= Leave to enter =

Immigration status in the United Kingdom

Leave to enter is the permission given by British immigration officers for entry to the United Kingdom and the Crown Dependencies.

Under the Immigration Rules (a key piece of immigration legislation in the UK), anyone who does not have right of abode requires leave to enter. Generally, only British citizens (though not all British nationals) and some Commonwealth citizens have right of abode. Under the Common Travel Area provisions, Irish citizens do not require leave to enter or remain, unless they have been excluded from this right by the UK Government. Leave to enter is required at any point of entry, including through the Channel Tunnel and the land border with Ireland.

A person who has been granted leave to enter does not necessarily have the automatic right to enter Britain. The ultimate decision of entry is made by an immigration officer at the port of entry under paragraph 2A of Schedule 2 to the Immigration Act 1971.

== Process and conditions ==
Non-visa nationals may seek leave to enter on arrival in the UK if they are visiting the UK for a period not exceeding six months. Visa nationals – and non-visa nationals who wish to enter other than to visit, or to visit for more than six months – must have entry clearance in advance of departing the UK, or they will not be granted leave to enter on arrival.

=== Conditions ===
Leave to enter grants a person subject to immigration control permission to enter Britain for a limited period only, and may be subject to a number of conditions:
1. a restriction on employment or occupation in the United Kingdom;
2. a condition requiring the person to maintain and accommodate himself, and any dependants of his, without recourse to public funds; and
3. a condition requiring the person to register with the police.
The time limit of any leave to enter depends upon individual circumstances and is provided to the applicant in person.

== Crown Dependencies ==
The Immigration Act 1971 was extended to Jersey, Guernsey and the Isle of Man. Each territory has their own Immigration Rules that mirror those made by the UK Government, and therefore leave to enter the United Kingdom or one of the territories is also leave to enter any of them, regardless of where they are granted. Where required, entry clearance must be obtained from the UK Government in order to travel to any of the three territories.

== Common Travel Area ==
The Common Travel Area is an open border agreement between the United Kingdom, Ireland, the Isle of Man and the Channel Islands. Leave to enter is not required to enter the UK or the other British islands within the area from Ireland, except for those only in transit through Ireland or who require a visa to enter to the UK. Leave to enter is also required for those in Ireland unlawfully or who are excluded from the UK by direction of the UK Government.

== Leave outside the Immigration Rules ==

On their discretion, the Secretary of State has the power to grant leave outside the Immigration Rules (LOTR) from the residual discretion under the Immigration Act 1971.

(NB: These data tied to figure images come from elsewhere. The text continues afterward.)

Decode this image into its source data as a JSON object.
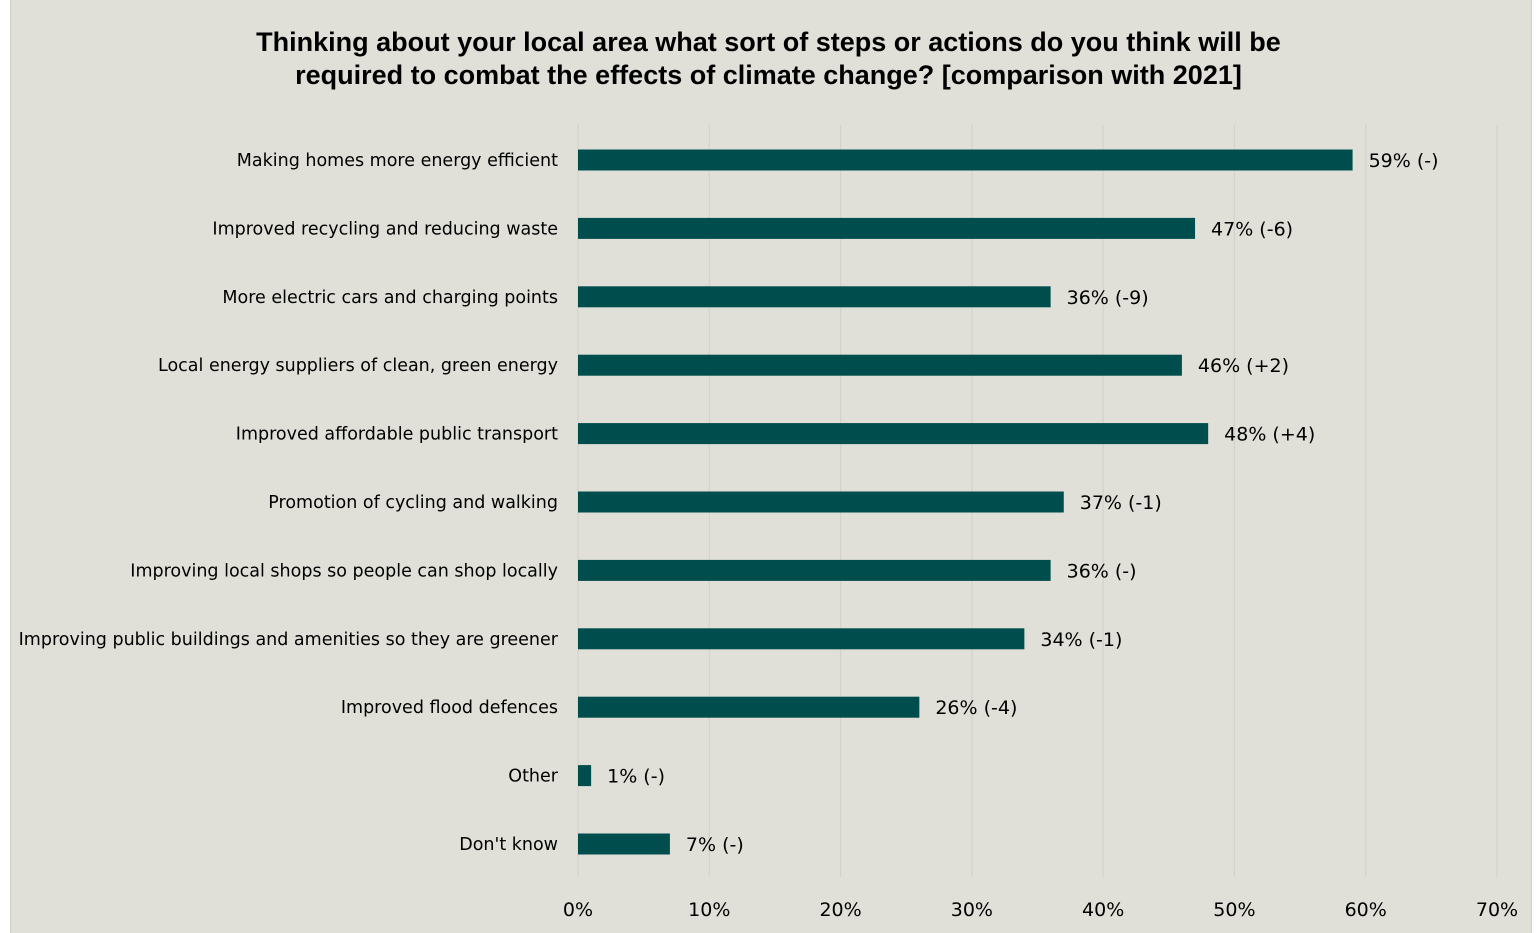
{
  "chart_data": {
    "type": "bar",
    "orientation": "horizontal",
    "title_lines": [
      "Thinking about your local area what sort of steps or actions do you think will be",
      "required to combat the effects of climate change? [comparison with 2021]"
    ],
    "categories": [
      "Making homes more energy efficient",
      "Improved recycling and reducing waste",
      "More electric cars and charging points",
      "Local energy suppliers of clean, green energy",
      "Improved affordable public transport",
      "Promotion of cycling and walking",
      "Improving local shops so people can shop locally",
      "Improving public buildings and amenities so they are greener",
      "Improved flood defences",
      "Other",
      "Don't know"
    ],
    "values": [
      59,
      47,
      36,
      46,
      48,
      37,
      36,
      34,
      26,
      1,
      7
    ],
    "data_labels": [
      "59% (-)",
      "47% (-6)",
      "36% (-9)",
      "46% (+2)",
      "48% (+4)",
      "37% (-1)",
      "36% (-)",
      "34% (-1)",
      "26% (-4)",
      "1% (-)",
      "7% (-)"
    ],
    "x_ticks": [
      "0%",
      "10%",
      "20%",
      "30%",
      "40%",
      "50%",
      "60%",
      "70%"
    ],
    "xlim": [
      0,
      70
    ],
    "grid": "vertical",
    "legend": "none",
    "bar_color": "#004d4d",
    "background_color": "#e0e0d9",
    "gridline_color": "#d3d3cc"
  }
}
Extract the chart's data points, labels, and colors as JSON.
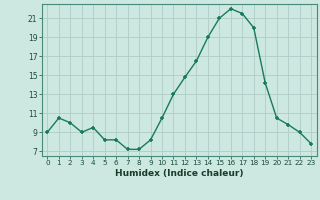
{
  "x": [
    0,
    1,
    2,
    3,
    4,
    5,
    6,
    7,
    8,
    9,
    10,
    11,
    12,
    13,
    14,
    15,
    16,
    17,
    18,
    19,
    20,
    21,
    22,
    23
  ],
  "y": [
    9,
    10.5,
    10,
    9,
    9.5,
    8.2,
    8.2,
    7.2,
    7.2,
    8.2,
    10.5,
    13,
    14.8,
    16.5,
    19,
    21,
    22,
    21.5,
    20,
    14.2,
    10.5,
    9.8,
    9,
    7.8
  ],
  "line_color": "#1a7a5a",
  "marker_color": "#1a7a5a",
  "bg_color": "#cce8e0",
  "grid_color": "#b0ccc8",
  "xlabel": "Humidex (Indice chaleur)",
  "ylim": [
    6.5,
    22.5
  ],
  "xlim": [
    -0.5,
    23.5
  ],
  "yticks": [
    7,
    9,
    11,
    13,
    15,
    17,
    19,
    21
  ],
  "xticks": [
    0,
    1,
    2,
    3,
    4,
    5,
    6,
    7,
    8,
    9,
    10,
    11,
    12,
    13,
    14,
    15,
    16,
    17,
    18,
    19,
    20,
    21,
    22,
    23
  ],
  "xtick_labels": [
    "0",
    "1",
    "2",
    "3",
    "4",
    "5",
    "6",
    "7",
    "8",
    "9",
    "10",
    "11",
    "12",
    "13",
    "14",
    "15",
    "16",
    "17",
    "18",
    "19",
    "20",
    "21",
    "22",
    "23"
  ]
}
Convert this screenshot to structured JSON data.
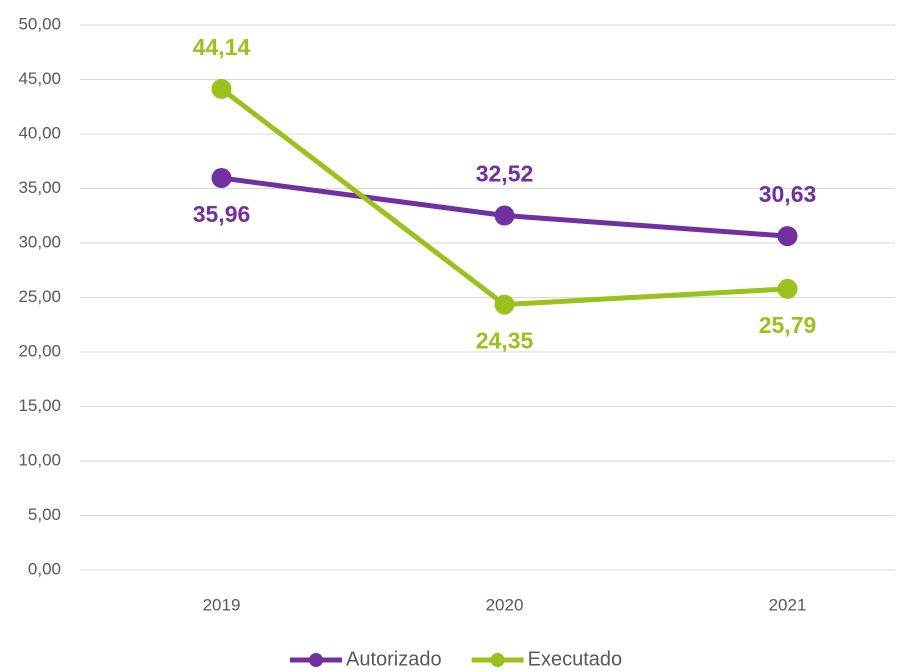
{
  "chart_data": {
    "type": "line",
    "categories": [
      "2019",
      "2020",
      "2021"
    ],
    "series": [
      {
        "name": "Autorizado",
        "color": "#7030a0",
        "values": [
          35.96,
          32.52,
          30.63
        ],
        "value_labels": [
          "35,96",
          "32,52",
          "30,63"
        ]
      },
      {
        "name": "Executado",
        "color": "#99c21c",
        "values": [
          44.14,
          24.35,
          25.79
        ],
        "value_labels": [
          "44,14",
          "24,35",
          "25,79"
        ]
      }
    ],
    "ylim": [
      0,
      50
    ],
    "yticks": [
      {
        "value": 0,
        "label": "0,00"
      },
      {
        "value": 5,
        "label": "5,00"
      },
      {
        "value": 10,
        "label": "10,00"
      },
      {
        "value": 15,
        "label": "15,00"
      },
      {
        "value": 20,
        "label": "20,00"
      },
      {
        "value": 25,
        "label": "25,00"
      },
      {
        "value": 30,
        "label": "30,00"
      },
      {
        "value": 35,
        "label": "35,00"
      },
      {
        "value": 40,
        "label": "40,00"
      },
      {
        "value": 45,
        "label": "45,00"
      },
      {
        "value": 50,
        "label": "50,00"
      }
    ],
    "grid": true,
    "legend": "bottom"
  }
}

LOTR on compelling compassionate grounds may be granted where the decision maker decides that the specific circumstances of the case includes exceptional circumstances. These circumstances will mean that a refusal would result in unjustifiably harsh consequences for the applicant or their family, but which do not render refusal a breach of ECHR Article 8, Article 3, refugee convention or other obligations. (Note: Text reused under the Open Government Licence v3.0.)